Die Besetzung der Führungsrollen gibt einen Ausblick darauf, wie die EU mit Klimawandel, Autoritarismus und Digitalrevolution umgeht.
Brüssel. Manfred Weber? Frans Timmermans? Margrethe Vestager? Oder jemand ganz anderer? Zum zweiten Mal seit der Europawahl vor drei Wochen trafen sich am Donnerstag die Staats- und Regierungschefs, um zu verhandeln, wer Jean-Claude Juncker an der Spitze der Europäischen Kommission folgen soll. Schon vorab war klar, dass dies nicht einfach würde. „Letzte Runde der Beratungen vor Beginn“, teilte Donald Tusk, Präsident des Europäischen Rats, via Twitter mit. „Gestern war ich vorsichtig optimistisch. Heute bin ich eher vorsichtig als optimistisch.“
Allerlei Namen schwirren seit Wochen durch die Medien; jede der drei größten Parteifamilien versucht ihren eigenen politischen Spin. Am Donnerstag lancierte beispielsweise die Europäische Volkspartei (EVP) ihren kroatischen Regierungschef Andrej Plenković als Kommissionspräsidenten.

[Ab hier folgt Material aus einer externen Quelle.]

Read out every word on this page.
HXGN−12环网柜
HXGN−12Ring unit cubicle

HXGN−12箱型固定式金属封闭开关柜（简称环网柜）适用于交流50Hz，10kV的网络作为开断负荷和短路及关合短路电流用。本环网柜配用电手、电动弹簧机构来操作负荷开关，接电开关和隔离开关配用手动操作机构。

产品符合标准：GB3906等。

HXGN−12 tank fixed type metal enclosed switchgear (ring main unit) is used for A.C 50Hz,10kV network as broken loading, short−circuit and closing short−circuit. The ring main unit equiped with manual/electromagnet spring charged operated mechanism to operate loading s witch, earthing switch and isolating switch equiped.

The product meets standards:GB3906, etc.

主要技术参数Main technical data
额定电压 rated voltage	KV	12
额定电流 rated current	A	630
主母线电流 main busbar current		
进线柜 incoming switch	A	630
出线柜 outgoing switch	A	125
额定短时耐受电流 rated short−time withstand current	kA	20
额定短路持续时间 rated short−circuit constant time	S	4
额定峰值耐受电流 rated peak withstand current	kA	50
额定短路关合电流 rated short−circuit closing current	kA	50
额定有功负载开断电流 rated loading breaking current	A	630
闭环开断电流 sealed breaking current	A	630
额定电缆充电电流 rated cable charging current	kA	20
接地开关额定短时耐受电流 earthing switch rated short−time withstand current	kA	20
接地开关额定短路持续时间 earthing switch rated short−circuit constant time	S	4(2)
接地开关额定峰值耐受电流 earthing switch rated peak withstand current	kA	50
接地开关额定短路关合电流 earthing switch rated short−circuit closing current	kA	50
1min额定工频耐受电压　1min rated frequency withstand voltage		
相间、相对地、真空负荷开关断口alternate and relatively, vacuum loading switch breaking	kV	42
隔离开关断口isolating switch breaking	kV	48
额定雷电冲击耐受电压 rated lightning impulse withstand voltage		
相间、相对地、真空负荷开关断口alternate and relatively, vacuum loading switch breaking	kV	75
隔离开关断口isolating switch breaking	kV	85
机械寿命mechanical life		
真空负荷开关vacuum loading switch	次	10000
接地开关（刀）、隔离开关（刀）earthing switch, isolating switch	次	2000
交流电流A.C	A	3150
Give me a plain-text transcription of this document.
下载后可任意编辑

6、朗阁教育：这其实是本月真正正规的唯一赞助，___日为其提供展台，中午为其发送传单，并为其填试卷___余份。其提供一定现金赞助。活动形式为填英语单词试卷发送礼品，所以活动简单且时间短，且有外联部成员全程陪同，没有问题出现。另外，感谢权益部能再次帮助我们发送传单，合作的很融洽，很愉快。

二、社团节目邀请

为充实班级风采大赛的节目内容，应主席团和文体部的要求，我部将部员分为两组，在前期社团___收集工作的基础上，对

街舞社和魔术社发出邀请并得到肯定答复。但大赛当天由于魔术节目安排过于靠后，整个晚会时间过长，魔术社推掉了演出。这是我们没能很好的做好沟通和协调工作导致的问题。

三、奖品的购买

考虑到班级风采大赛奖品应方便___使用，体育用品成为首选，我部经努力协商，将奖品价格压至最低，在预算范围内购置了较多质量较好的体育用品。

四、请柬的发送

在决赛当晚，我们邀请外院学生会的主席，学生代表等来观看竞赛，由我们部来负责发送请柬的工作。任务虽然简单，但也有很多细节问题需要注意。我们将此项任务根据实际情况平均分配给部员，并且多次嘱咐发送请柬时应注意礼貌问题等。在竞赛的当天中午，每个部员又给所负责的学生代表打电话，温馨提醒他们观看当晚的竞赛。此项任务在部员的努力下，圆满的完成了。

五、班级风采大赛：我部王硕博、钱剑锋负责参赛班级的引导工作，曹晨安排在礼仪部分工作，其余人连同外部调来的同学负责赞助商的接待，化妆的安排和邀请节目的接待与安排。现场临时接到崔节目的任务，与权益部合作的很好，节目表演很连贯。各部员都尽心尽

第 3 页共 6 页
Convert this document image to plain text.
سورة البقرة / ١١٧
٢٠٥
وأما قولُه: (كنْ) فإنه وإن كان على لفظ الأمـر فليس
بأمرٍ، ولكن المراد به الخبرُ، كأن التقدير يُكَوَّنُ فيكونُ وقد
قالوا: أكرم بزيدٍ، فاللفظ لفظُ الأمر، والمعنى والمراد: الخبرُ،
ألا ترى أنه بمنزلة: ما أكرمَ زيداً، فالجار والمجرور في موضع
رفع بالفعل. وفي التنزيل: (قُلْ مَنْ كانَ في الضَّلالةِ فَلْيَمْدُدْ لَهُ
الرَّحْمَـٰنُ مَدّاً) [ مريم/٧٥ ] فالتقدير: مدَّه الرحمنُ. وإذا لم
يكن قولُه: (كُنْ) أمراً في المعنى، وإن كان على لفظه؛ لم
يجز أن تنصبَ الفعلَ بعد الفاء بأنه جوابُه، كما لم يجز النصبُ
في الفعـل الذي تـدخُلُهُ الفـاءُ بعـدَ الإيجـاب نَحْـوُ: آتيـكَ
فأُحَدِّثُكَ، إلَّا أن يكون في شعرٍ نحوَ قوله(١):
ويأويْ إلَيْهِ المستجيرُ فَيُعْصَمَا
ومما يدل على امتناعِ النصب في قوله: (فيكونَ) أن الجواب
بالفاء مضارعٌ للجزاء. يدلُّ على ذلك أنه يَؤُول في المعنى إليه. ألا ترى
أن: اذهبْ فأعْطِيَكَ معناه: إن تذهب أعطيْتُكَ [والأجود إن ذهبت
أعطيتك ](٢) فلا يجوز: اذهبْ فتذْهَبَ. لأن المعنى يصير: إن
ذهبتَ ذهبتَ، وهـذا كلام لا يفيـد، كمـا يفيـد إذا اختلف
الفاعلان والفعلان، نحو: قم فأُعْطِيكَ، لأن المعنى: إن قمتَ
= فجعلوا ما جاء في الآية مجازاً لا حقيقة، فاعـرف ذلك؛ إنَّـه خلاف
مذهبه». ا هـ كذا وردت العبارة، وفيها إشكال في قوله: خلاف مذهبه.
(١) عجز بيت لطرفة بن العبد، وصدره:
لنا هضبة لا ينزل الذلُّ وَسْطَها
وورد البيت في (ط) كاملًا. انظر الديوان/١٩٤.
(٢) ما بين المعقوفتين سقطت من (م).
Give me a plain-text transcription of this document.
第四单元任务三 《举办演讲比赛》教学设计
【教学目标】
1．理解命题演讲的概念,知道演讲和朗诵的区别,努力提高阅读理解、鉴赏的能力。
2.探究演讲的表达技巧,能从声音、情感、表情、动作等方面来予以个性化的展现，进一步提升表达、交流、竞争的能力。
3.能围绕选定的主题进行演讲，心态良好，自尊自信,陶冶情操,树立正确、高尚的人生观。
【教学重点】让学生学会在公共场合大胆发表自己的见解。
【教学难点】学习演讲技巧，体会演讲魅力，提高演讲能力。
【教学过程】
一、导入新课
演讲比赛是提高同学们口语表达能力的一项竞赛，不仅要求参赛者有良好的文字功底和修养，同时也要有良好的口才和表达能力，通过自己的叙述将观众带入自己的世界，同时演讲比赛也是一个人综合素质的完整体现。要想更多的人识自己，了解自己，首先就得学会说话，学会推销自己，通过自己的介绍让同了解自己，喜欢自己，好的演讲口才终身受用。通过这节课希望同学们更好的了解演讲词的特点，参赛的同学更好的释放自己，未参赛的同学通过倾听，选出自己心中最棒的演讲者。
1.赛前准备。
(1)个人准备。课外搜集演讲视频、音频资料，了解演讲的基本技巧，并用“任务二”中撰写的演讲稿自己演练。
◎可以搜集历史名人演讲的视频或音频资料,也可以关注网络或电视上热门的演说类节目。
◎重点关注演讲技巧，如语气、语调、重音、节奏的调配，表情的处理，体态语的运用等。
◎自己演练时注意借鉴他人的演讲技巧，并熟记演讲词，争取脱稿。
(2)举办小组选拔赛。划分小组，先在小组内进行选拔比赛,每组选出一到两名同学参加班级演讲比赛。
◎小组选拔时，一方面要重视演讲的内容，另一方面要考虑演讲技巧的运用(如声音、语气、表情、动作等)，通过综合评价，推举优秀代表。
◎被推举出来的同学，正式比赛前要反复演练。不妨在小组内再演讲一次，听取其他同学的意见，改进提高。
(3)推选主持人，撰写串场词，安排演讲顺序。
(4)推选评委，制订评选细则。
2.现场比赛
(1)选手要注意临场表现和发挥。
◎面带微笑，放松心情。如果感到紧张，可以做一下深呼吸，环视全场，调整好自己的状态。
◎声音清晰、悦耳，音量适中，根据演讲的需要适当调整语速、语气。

Sondergipfeltreffen am 1. Juli
Doch wäre Plenković geeignet? Er ist dafür verantwortlich, dass Kroatien sein vor EU-Beitritt gegebenes Versprechen, den Streit mit Slowenien um die Bucht von Piran durch ein Schiedsgericht entscheiden zu lassen, gebrochen hat. Und geht es den Deutschen in der EVP nicht eher darum, mit dem Gerücht über Plenković die Aussichten des Franzosen Michel Barnier, seines Zeichens EU-Brexit-Verhandler, im Keim zu ersticken? Barnier ist auch ein EVP-Mann. Doch in der CDU und CSU nimmt man es ihm enorm übel, eine nicht sehr diskrete Kampagne um das Kommissionsamt zu führen. Das sei eine Illoyalität gegenüber Weber, dem offiziellen EVP-Spitzenkandidaten.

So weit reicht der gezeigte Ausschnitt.